Utilization rate explained for billable teams

What billable utilization measures, how to read a healthy rate, and why the number is only useful when your non-billable time is tracked honestly.

What utilization actually measures

Billable utilization is the fraction of your working time that a client pays for, written as a percentage. If you had 160 available hours in a month and billed 120 of them, your utilization is 75 percent. It is a productivity and pricing signal, not a measure of quality: it tells you how much of your capacity converts into invoiceable work, which drives revenue and helps you spot when overhead is quietly eating the week.

Billable is not the same as billed or collected

Three numbers often get confused. Billable hours are the ones you could charge for. Billed hours are what actually landed on an invoice after write-downs and fixed-fee caps. Collected hours are what the client paid. This calculator works with the first pair, hours worked and hours billable, so it shows theoretical utilization. If you routinely write time off, your realized rate will sit below the utilization shown here, and that gap is worth watching.

Reading the number in context

A single utilization figure means little without a target and a denominator you trust. Sixty percent might be excellent for a senior lead who also sells and manages, and poor for a junior expected to be fully billable. Compare against your role's goal and against past periods rather than a universal benchmark. A sudden drop usually points to a specific cause, such as a project ending, a run of internal work, or time lost to onboarding, that the raw percentage alone will not name.
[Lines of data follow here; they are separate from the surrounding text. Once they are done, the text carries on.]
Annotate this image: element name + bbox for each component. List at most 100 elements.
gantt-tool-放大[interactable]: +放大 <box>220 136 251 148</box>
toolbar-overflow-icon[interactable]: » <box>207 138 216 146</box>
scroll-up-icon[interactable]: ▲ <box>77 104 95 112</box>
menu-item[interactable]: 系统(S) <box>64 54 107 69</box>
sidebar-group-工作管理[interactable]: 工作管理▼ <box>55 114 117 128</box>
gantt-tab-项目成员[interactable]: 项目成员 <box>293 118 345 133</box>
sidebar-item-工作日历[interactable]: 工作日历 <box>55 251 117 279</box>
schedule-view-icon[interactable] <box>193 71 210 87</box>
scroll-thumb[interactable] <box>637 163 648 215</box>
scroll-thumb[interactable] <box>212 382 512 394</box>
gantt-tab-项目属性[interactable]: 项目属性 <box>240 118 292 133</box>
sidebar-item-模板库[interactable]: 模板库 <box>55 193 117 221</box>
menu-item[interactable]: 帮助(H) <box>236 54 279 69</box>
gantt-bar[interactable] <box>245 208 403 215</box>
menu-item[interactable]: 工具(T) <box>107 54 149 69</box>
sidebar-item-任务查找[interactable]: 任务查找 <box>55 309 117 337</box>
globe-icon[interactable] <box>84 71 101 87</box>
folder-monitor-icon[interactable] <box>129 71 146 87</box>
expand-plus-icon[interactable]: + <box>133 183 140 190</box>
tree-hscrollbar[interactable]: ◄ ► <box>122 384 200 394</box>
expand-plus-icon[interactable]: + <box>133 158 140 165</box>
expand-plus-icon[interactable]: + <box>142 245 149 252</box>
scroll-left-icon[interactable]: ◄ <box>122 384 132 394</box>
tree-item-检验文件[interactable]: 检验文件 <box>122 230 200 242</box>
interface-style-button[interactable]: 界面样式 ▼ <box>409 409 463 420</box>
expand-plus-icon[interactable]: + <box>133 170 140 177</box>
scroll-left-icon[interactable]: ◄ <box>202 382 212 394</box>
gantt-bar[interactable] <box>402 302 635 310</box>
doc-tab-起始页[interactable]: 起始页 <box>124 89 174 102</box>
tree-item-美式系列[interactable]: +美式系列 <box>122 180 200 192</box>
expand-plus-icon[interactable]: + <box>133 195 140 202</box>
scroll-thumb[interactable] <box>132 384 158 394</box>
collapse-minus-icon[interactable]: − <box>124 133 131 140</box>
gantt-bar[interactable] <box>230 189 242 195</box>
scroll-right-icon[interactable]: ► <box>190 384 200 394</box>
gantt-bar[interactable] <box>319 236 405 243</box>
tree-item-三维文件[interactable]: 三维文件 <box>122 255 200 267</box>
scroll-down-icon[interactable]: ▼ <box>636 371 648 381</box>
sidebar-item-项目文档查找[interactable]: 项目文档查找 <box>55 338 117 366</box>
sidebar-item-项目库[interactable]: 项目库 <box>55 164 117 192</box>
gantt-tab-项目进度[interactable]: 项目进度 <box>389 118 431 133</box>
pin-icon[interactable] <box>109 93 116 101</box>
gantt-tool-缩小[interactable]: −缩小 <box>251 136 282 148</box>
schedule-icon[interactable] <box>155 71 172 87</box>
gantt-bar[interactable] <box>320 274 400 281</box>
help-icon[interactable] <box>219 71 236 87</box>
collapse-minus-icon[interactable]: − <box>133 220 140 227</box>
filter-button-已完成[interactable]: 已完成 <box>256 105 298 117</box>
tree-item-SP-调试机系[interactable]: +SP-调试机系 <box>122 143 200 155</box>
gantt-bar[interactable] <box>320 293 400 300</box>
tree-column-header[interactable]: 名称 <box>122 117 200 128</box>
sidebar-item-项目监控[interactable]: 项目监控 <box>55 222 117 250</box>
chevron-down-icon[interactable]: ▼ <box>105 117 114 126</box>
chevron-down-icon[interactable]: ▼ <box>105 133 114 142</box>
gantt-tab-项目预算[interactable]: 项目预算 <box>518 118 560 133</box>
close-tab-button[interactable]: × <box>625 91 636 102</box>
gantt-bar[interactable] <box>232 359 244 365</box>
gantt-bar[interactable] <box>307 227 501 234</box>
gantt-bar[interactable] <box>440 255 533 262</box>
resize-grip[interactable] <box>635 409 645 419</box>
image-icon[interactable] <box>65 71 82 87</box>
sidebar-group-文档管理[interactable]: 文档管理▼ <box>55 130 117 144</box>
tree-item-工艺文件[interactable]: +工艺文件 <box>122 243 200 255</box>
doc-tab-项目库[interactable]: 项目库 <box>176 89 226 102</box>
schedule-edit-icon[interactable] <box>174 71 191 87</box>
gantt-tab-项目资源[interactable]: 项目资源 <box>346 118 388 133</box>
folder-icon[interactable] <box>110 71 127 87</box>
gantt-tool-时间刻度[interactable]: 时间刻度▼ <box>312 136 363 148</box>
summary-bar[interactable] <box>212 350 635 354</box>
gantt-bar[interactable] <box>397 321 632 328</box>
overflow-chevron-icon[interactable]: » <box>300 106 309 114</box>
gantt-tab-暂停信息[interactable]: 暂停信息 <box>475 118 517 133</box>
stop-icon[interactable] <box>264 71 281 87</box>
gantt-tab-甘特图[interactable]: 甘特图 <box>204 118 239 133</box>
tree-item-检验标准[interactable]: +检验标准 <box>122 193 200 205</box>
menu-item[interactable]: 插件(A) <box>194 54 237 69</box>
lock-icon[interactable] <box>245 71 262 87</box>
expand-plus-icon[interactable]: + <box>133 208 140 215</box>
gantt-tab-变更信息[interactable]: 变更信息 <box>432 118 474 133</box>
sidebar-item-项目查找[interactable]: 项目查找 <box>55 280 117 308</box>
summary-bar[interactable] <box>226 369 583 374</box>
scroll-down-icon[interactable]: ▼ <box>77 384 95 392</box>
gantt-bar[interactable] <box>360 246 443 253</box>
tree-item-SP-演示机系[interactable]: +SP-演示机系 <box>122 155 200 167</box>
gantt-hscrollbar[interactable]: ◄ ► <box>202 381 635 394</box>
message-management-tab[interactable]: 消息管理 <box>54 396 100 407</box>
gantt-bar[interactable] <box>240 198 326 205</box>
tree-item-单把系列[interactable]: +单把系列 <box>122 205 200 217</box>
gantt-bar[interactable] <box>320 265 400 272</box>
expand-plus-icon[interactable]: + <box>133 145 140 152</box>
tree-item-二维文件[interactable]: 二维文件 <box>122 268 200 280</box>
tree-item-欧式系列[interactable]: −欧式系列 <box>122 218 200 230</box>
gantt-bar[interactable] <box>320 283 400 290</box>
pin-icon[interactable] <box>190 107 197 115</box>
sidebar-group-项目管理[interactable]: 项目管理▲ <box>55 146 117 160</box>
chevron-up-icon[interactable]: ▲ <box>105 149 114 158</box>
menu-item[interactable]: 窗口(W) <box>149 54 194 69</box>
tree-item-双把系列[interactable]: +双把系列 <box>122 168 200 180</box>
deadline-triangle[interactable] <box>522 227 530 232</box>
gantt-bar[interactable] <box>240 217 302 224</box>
Non-billable time deserves the same care

The calculator reports non-billable hours as the leftover between total and billable, but that leftover is only as accurate as your tracking. If admin, sales and training vanish from your timesheet, utilization looks inflated and capacity planning goes wrong. Logging non-billable categories, even loosely, turns the leftover into information: it shows whether the gap is investment, such as business development, or drag, such as avoidable rework, and lets you decide what to trim.

Frequently asked questions

Should utilization be based on 40 hours or actual hours worked?

Either works, but be consistent. Using a fixed available figure like 40 hours a week measures utilization against capacity, while using actual hours worked measures it against effort. This tool uses whatever total you enter, so pick one basis and apply it every period.

Can utilization ever exceed 100 percent?

Not in this tool, because billable hours are capped at the total you enter. In practice, if you bill more than your standard capacity by working overtime, raise the total hours to include that overtime so the ratio stays honest and below 100 percent.